Humility vs Visibility: The Career Balance I’m Still Learning
Sep 10, 2025
Recently, I was in a conversation with a very senior leader in our industry.
When he asked about my startup, myrabi.com, that I built a few years back, I began my response with:
“It was a one-man show.”
Then I went straight into the details of what I did specifically.
His reaction was neutral. I felt that he wasn’t impressed. At least not by the way I told it.
In a hindsight, here’s what I could have said:
The project I delivered helped 400+ end users for real-time transparent insights.
It saved hundreds of man-days of manual reporting.
It improved efficiency by 120% through automation.
The side-business revenue helped me buy my first home at the age of 27.

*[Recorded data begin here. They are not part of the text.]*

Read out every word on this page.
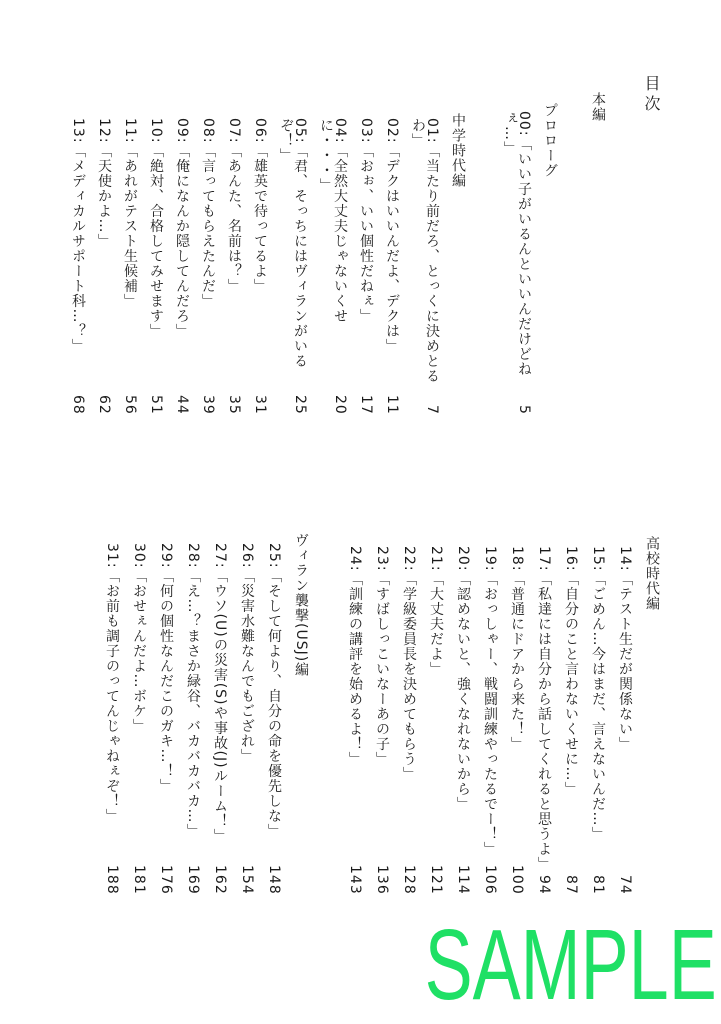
目次
本編
プロローグ
00:「いい子がいるんといいんだけどねぇ…」
5
中学時代編
01:「当たり前だろ、とっくに決めとるわ」
7
02:「デクはいいんだよ、デクは」
11
03:「おぉ、いい個性だねぇ」
17
04:「全然大丈夫じゃないくせに・・・」
20
05:「君、そっちにはヴィランがいるぞ！」
25
06:「雄英で待ってるよ」
31
07:「あんた、名前は？」
35
08:「言ってもらえたんだ」
39
09:「俺になんか隠してんだろ」
44
10:「絶対、合格してみせます」
51
11:「あれがテスト生候補」
56
12:「天使かよ…」
62
13:「メディカルサポート科…？」
68
高校時代編
14:「テスト生だが関係ない」
74
15:「ごめん…今はまだ、言えないんだ…」
81
16:「自分のこと言わないくせに…」
87
17:「私達には自分から話してくれると思うよ」
94
18:「普通にドアから来た！」
100
19:「おっしゃー、戦闘訓練やったるでー！」
106
20:「認めないと、強くなれないから」
114
21:「大丈夫だよ」
121
22:「学級委員長を決めてもらう」
128
23:「すばしっこいなーあの子」
136
24:「訓練の講評を始めるよ！」
143
ヴィラン襲撃(USJ)編
25:「そして何より、自分の命を優先しな」
148
26:「災害水難なんでもござれ」
154
27:「ウソ(U)の災害(S)や事故(J)ルーム！」
162
28:「え…？まさか緑谷、バカバカバカ…」
169
29:「何の個性なんだこのガキ…！」
176
30:「おせぇんだよ…ボケ」
181
31:「お前も調子のってんじゃねぇぞ！」
188
SAMPLE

It opened the door to my career at Microsoft.
Most importantly, it taught me lessons on building something from 0 to 1. It’s a priceless experience for anyone who’s ever dreamed of entrepreneurship.
The impact wasn’t “small.” For me at that stage of life, it was transformational.
But the way I told the story made it sound like “just another day at the office.”
Déjà vu Moment
This wasn’t the first time.
I’ve seen people talk about their work as if they’ve just moved mountains. While really, it was a small hill.
Some are masters of storytelling and self-promotion, turning a glass of tap water into “a carefully curated hydration experience.”
Meanwhile, I may have genuinely moved mountains, yet I’ve talked about it like I just shifted a pebble.
That’s when it hit me:
👉 Success isn’t just what you do. It’s also how you tell the story.
The Real Enemies: Mindset & Communication
For years, I blamed the wrong enemy.
I told myself: “English isn’t my first language, that’s why I can’t tell my story well.”
But the deeper issue wasn’t language, it was mindset.
Growing up in China with an Asian mindset, I defaulted to humility mode:
“If the work is good, it speaks for itself.”
On top of that, I’m a woman. And women, in general, tend to downplay achievements. (Studies show women are less likely to self-promote, even when they perform at the same or higher levels than men.)
I see women getting better at this, yet honestly I am still struggling with it.
The mindset shift is simple but powerful:
In reality, work doesn’t speak for itself. We do.
I’m not magically fixed. I’m still practicing. I put some thoughts into what are the techniques for me to conquer the drawbacks. Here are some of the practical techniques I am practicing.
The Impact Formula
Every achievement should answer:
What I did -> How I did it -> Why it mattered.
Audit your stories. Write down your last 5 -10 achievements. Rewrite them with scale, impact, and rhythm. Keep them ready for interviews, reviews, or even casual coffee chats.
Practice “CEO Talk”
Next time someone asks what you do, don’t just describe the work - describe the value.
Not “I helped with a pilot” →
“I led an ML-Ops pilot that cut deployment from weeks to hours.”Not “I wrote blogs about women empowerment” →
“I founded a bilingual platform amplifying women’s voices across cultures.”Not “I had a conversation with the CIO” →
“I influence at the C-level for decision-making.”
It’s about shifting from tasks to transformation.
Get Sponsors, Not Just Mentors
Mentors advise. Sponsors bet their reputation on you.
Quiet competence alone rarely gets you promoted.
Visibility + advocacy = acceleration.
But here’s the hard truth: for years, I didn’t have sponsors. I didn’t know I needed to ask, how to ask, or even who to ask.
I’m still practicing this learning to say:
“Can you advocate for me for this role?”
Experiment with Boldness
If you’re like me and humility is your default, try this exercise:
In a safe setting, oversell your story once or twice.
Watch how people respond.
It feels weird, but it helps recalibrate your baseline.
The Takeaway
This isn’t about exaggeration or arrogance.
It’s about giving the impact the voice it deserves.
Mastery is powerful. But mastery + narrative is unstoppable. The practice takes time to see the results. But we are all on this together.
How do you balance humility with visibility in your own career?